Organize this file logically. Group database settings together, service settings together, and so on. Commentary is your friend. Explain what things do and, more importantly, what the valid values are.
# -- Enable persistence using a Persistent Volume Claim
persistence:
enabled: true
# -- The PVC storage class. If undefined, uses the default StorageClass.
storageClass: ""
size: 8Gi
# -- Configuration for the application container
image:
repository: nginx
tag: "1.25"
pullPolicy: IfNotPresent
# -- SMTP configuration for notifications
smtp:
host: ""
port: 587
user: ""
# -- Don't put passwords here, you maniac! Use a --set flag or a secrets file.
password: ""
Notice the -- comments? Helm can actually use these to generate documentation. You’re writing docs and code simultaneously. Efficiency!
The Magic Trick: templates/ directory
This is where the wizard lives.

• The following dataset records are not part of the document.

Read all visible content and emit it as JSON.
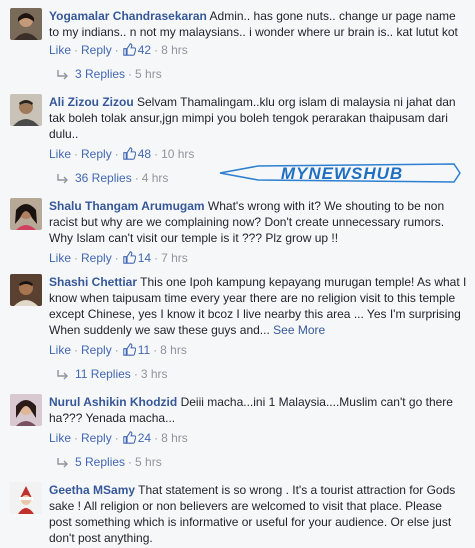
{
  "ui": {
    "like_label": "Like",
    "reply_label": "Reply",
    "like_icon": "thumbs-up-icon",
    "reply_arrow_icon": "reply-arrow-icon",
    "link_color": "#4267b2",
    "name_color": "#365899"
  },
  "watermark": {
    "text": "MYNEWSHUB"
  },
  "comments": [
    {
      "name": "Yogamalar Chandrasekaran",
      "text": "Admin.. has gone nuts.. change ur page name to my indians.. n not my malaysians.. i wonder where ur brain is.. kat lutut kot",
      "likes": "42",
      "time": "8 hrs",
      "replies": "3 Replies",
      "replies_time": "5 hrs"
    },
    {
      "name": "Ali Zizou Zizou",
      "text": "Selvam Thamalingam..klu org islam di malaysia ni jahat dan tak boleh tolak ansur,jgn mimpi you boleh tengok perarakan thaipusam dari dulu..",
      "likes": "48",
      "time": "10 hrs",
      "replies": "36 Replies",
      "replies_time": "4 hrs"
    },
    {
      "name": "Shalu Thangam Arumugam",
      "text": "What's wrong with it? We shouting to be non racist but why are we complaining now? Don't create unnecessary rumors. Why Islam can't visit our temple is it ??? Plz grow up !!",
      "likes": "14",
      "time": "7 hrs"
    },
    {
      "name": "Shashi Chettiar",
      "text": "This one Ipoh kampung kepayang murugan temple! As what I know when taipusam time every year there are no religion visit to this temple except Chinese, yes I know it bcoz I live nearby this area ... Yes I'm surprising When suddenly we saw these guys and...",
      "see_more": "See More",
      "likes": "11",
      "time": "8 hrs",
      "replies": "11 Replies",
      "replies_time": "3 hrs"
    },
    {
      "name": "Nurul Ashikin Khodzid",
      "text": "Deiii macha...ini 1 Malaysia....Muslim can't go there ha??? Yenada macha...",
      "likes": "24",
      "time": "8 hrs",
      "replies": "5 Replies",
      "replies_time": "5 hrs"
    },
    {
      "name": "Geetha MSamy",
      "text": "That statement is so wrong . It's a tourist attraction for Gods sake ! All religion or non believers are welcomed to visit that place. Please post something which is informative or useful for your audience. Or else just don't post anything."
    }
  ]
}
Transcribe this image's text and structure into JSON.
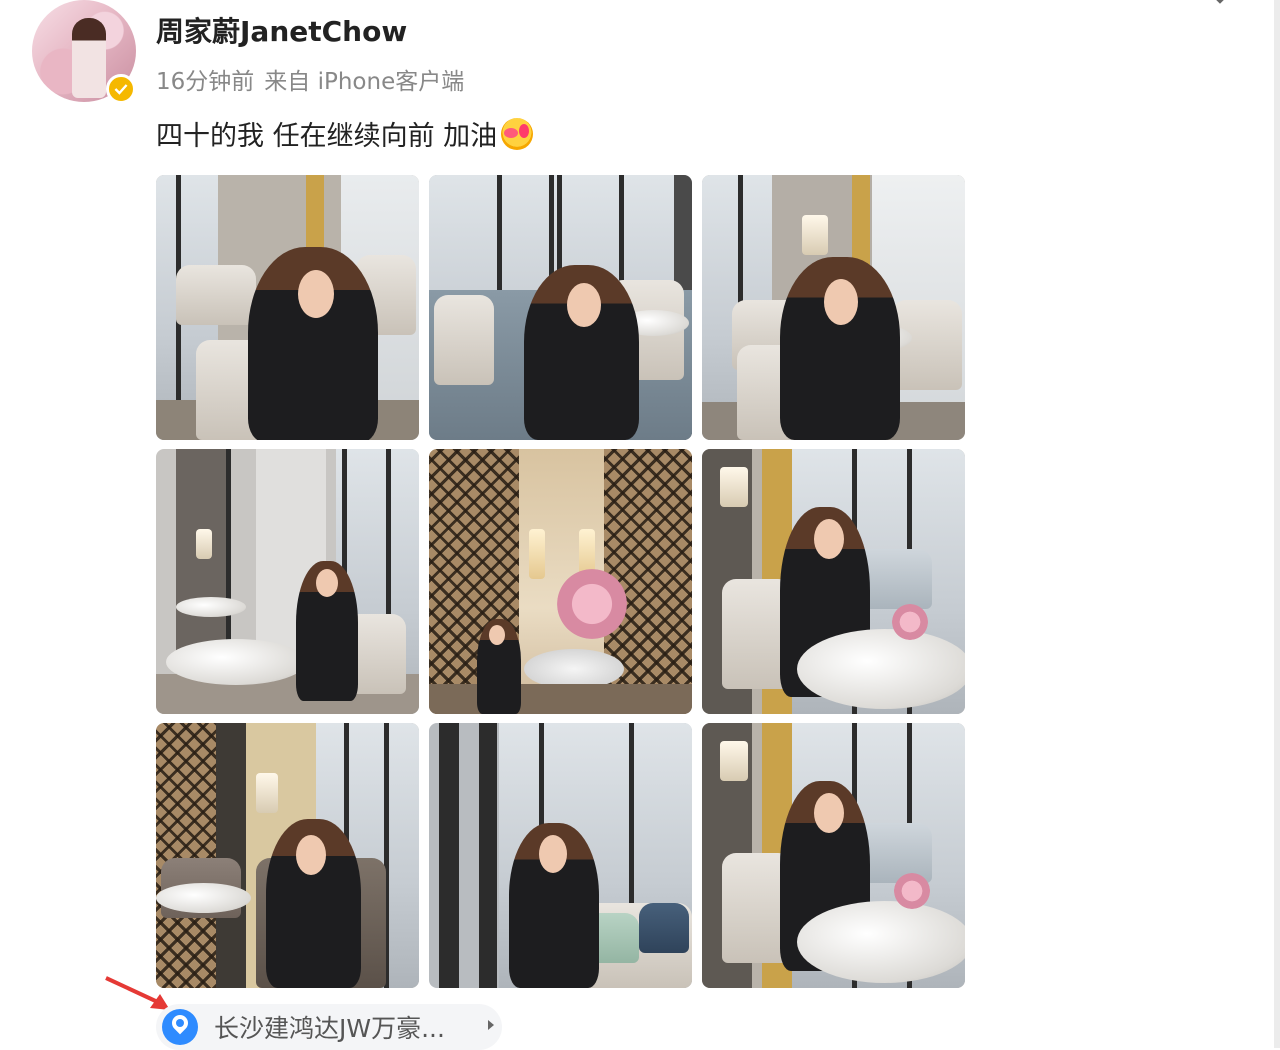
{
  "post": {
    "username": "周家蔚JanetChow",
    "time": "16分钟前",
    "source": "来自 iPhone客户端",
    "text": "四十的我 任在继续向前 加油",
    "emoji": "face-blowing-kiss-icon",
    "verified": true,
    "image_count": 9
  },
  "location": {
    "label": "长沙建鸿达JW万豪...",
    "icon": "location-pin-icon"
  },
  "colors": {
    "username": "#222222",
    "meta": "#888888",
    "location_pill": "#f4f5f7",
    "pin": "#2e8bff",
    "verified_badge": "#f5b800",
    "annotation_arrow": "#e53935"
  }
}
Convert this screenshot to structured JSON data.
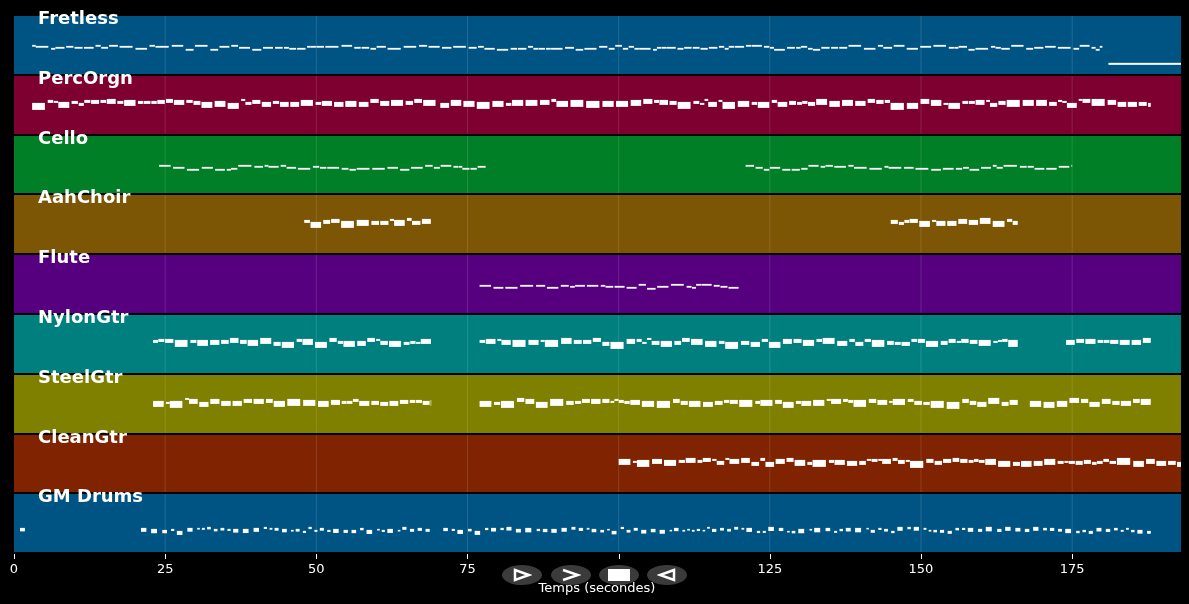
{
  "tracks": [
    {
      "name": "Fretless",
      "color": "#005483"
    },
    {
      "name": "PercOrgn",
      "color": "#7e0030"
    },
    {
      "name": "Cello",
      "color": "#007f26"
    },
    {
      "name": "AahChoir",
      "color": "#7c5505"
    },
    {
      "name": "Flute",
      "color": "#56007f"
    },
    {
      "name": "NylonGtr",
      "color": "#007f7f"
    },
    {
      "name": "SteelGtr",
      "color": "#7f7f00"
    },
    {
      "name": "CleanGtr",
      "color": "#7f2300"
    },
    {
      "name": "GM Drums",
      "color": "#005483"
    }
  ],
  "x_axis": {
    "ticks": [
      "0",
      "25",
      "50",
      "75",
      "125",
      "150",
      "175"
    ],
    "label": "Temps (secondes)"
  },
  "controls": [
    {
      "kind": "play"
    },
    {
      "kind": "next"
    },
    {
      "kind": "stop"
    },
    {
      "kind": "back"
    }
  ]
}
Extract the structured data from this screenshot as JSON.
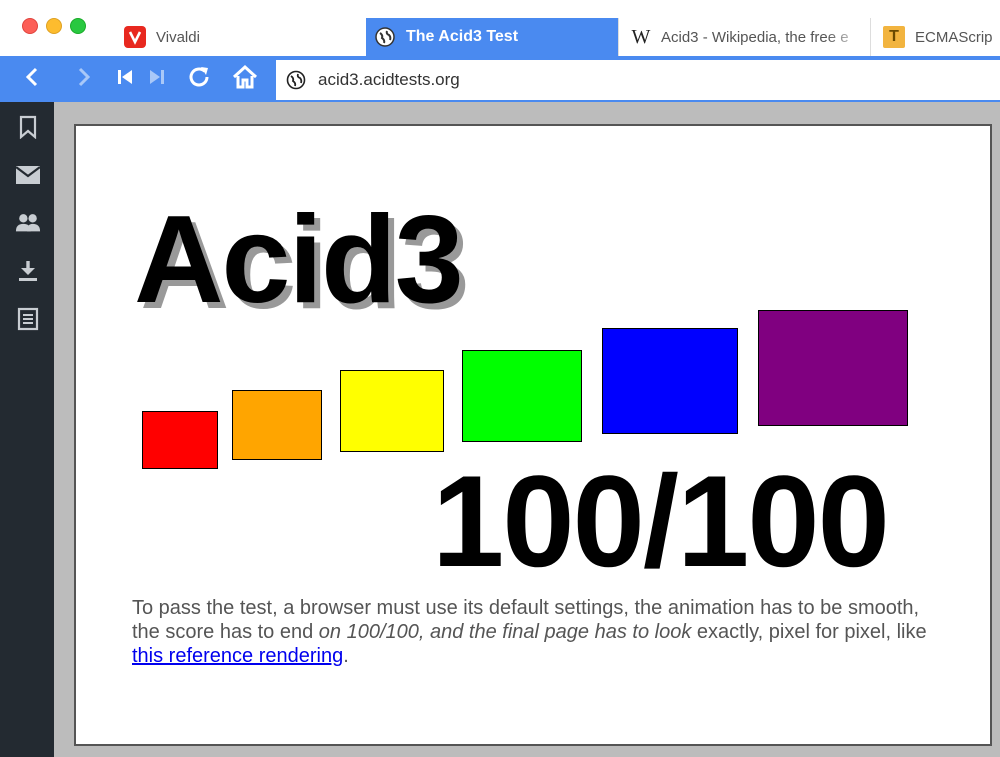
{
  "tabs": [
    {
      "title": "Vivaldi",
      "icon": "vivaldi-icon",
      "active": false
    },
    {
      "title": "The Acid3 Test",
      "icon": "globe-icon",
      "active": true
    },
    {
      "title": "Acid3 - Wikipedia, the free e",
      "icon": "wikipedia-icon",
      "active": false
    },
    {
      "title": "ECMAScrip",
      "icon": "ecmascript-icon",
      "active": false
    }
  ],
  "favicon_letters": {
    "wikipedia": "W",
    "ecmascript": "T"
  },
  "address_bar": {
    "url": "acid3.acidtests.org"
  },
  "nav_icons": [
    "back-icon",
    "forward-icon",
    "rewind-icon",
    "fast-forward-icon",
    "reload-icon",
    "home-icon"
  ],
  "panel_icons": [
    "bookmarks-icon",
    "mail-icon",
    "contacts-icon",
    "downloads-icon",
    "notes-icon"
  ],
  "page": {
    "title": "Acid3",
    "score": "100/100",
    "description_part1": "To pass the test, a browser must use its default settings, the animation has to be smooth, the score has to end ",
    "description_part2": "on 100/100, and the final page has to look",
    "description_part3": " exactly, pixel for pixel, like ",
    "description_link": "this reference rendering",
    "description_end": "."
  },
  "colors": {
    "accent": "#4a8af0",
    "panel": "#232a31",
    "boxes": [
      "#ff0000",
      "#ffa500",
      "#ffff00",
      "#00ff00",
      "#0000ff",
      "#800080"
    ]
  }
}
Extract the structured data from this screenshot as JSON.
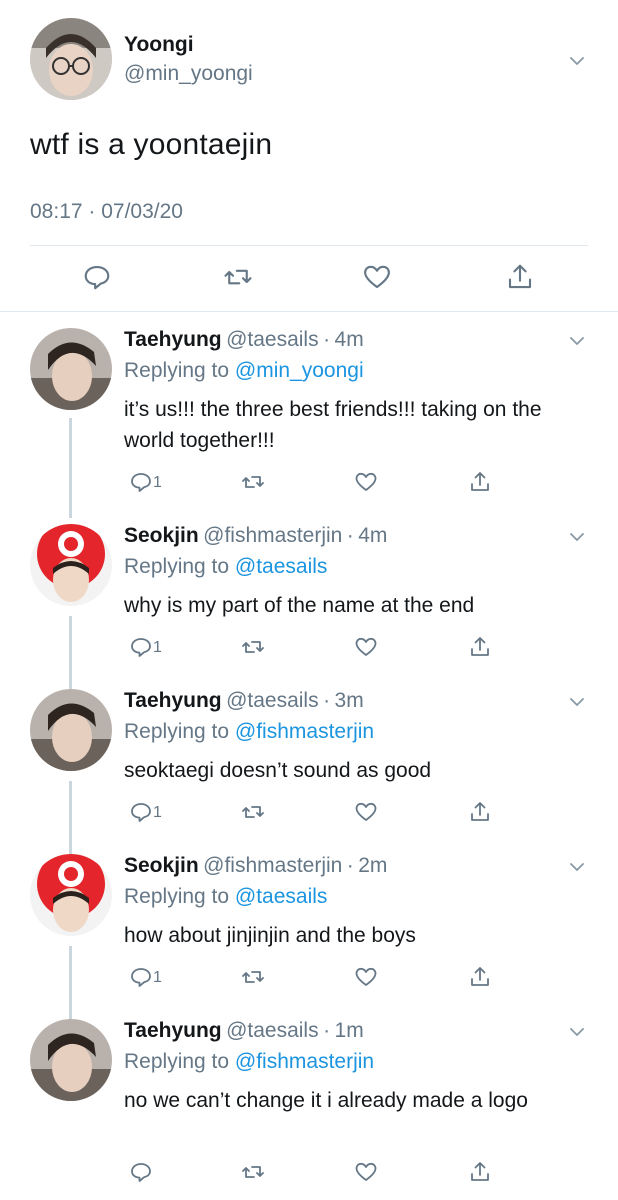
{
  "main_tweet": {
    "name": "Yoongi",
    "handle": "@min_yoongi",
    "text": "wtf is a yoontaejin",
    "timestamp": "08:17 · 07/03/20"
  },
  "replies": [
    {
      "name": "Taehyung",
      "handle": "@taesails",
      "time": "4m",
      "replying_prefix": "Replying to",
      "replying_to": "@min_yoongi",
      "text": "it’s us!!! the three best friends!!! taking on the world together!!!",
      "reply_count": "1"
    },
    {
      "name": "Seokjin",
      "handle": "@fishmasterjin",
      "time": "4m",
      "replying_prefix": "Replying to",
      "replying_to": "@taesails",
      "text": "why is my part of the name at the end",
      "reply_count": "1"
    },
    {
      "name": "Taehyung",
      "handle": "@taesails",
      "time": "3m",
      "replying_prefix": "Replying to",
      "replying_to": "@fishmasterjin",
      "text": "seoktaegi doesn’t sound as good",
      "reply_count": "1"
    },
    {
      "name": "Seokjin",
      "handle": "@fishmasterjin",
      "time": "2m",
      "replying_prefix": "Replying to",
      "replying_to": "@taesails",
      "text": "how about jinjinjin and the boys",
      "reply_count": "1"
    },
    {
      "name": "Taehyung",
      "handle": "@taesails",
      "time": "1m",
      "replying_prefix": "Replying to",
      "replying_to": "@fishmasterjin",
      "text": "no we can’t change it i already made a logo",
      "reply_count": ""
    }
  ],
  "separator": "·",
  "icons": [
    "chevron-down-icon",
    "reply-icon",
    "retweet-icon",
    "like-icon",
    "share-icon"
  ],
  "colors": {
    "link": "#1b95e0",
    "secondary": "#657786",
    "thread_line": "#ccd6dd"
  }
}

This directory contains all your Kubernetes YAML manifests, but they’re written in Go template language. Helm will take these templates, combine them with the values from values.yaml (or user overrides), and render plain, valid YAML that it sends to Kubernetes.
The most important file here is _helpers.tpl. This is your utility belt. You define named templates here for things you repeat constantly, like your chart’s labels. This is the single best way to avoid the nightmare of updating the same name in seventeen different files.
{{/*
Common labels
*/}}
{{- define "my-brilliant-app.labels" -}}
helm.sh/chart: {{ include "my-brilliant-app.chart" . }}
app.kubernetes.io/name: {{ include "my-brilliant-app.name" . }}
app.kubernetes.io/instance: {{ .Release.Name }}
{{- if .Chart.AppVersion }}
app.kubernetes.io/version: {{ .Chart.AppVersion | quote }}
{{- end }}
app.kubernetes.io/managed-by: {{ .Release.Service }}
{{- end }}
And then in your deployment.yaml, you use it cleanly:
apiVersion: apps/v1
kind: Deployment
metadata:
name: {{ include "my-brilliant-app.fullname" . }}
labels:
{{- include "my-brilliant-app.labels" . | nindent 4 }}
spec:
selector:
matchLabels:
{{- include "my-brilliant-app.selectorLabels" . | nindent 6 }}
template:
metadata:
labels:
{{- include "my-brilliant-app.selectorLabels" . | nindent 8 }}
spec:
containers:
- name: {{ .Chart.Name }}
image: "{{ .Values.image.repository }}:{{ .Values.image.tag }}"
The | nindent 4 is your best friend for keeping the generated YAML readable and correctly indented. The biggest pitfall here is over-templating. Don’t create a variable for every single string. If it’s not something a user needs to change, hardcode it in the template. Your future self, trying to debug this at 2 a.m., will thank you for the simplicity.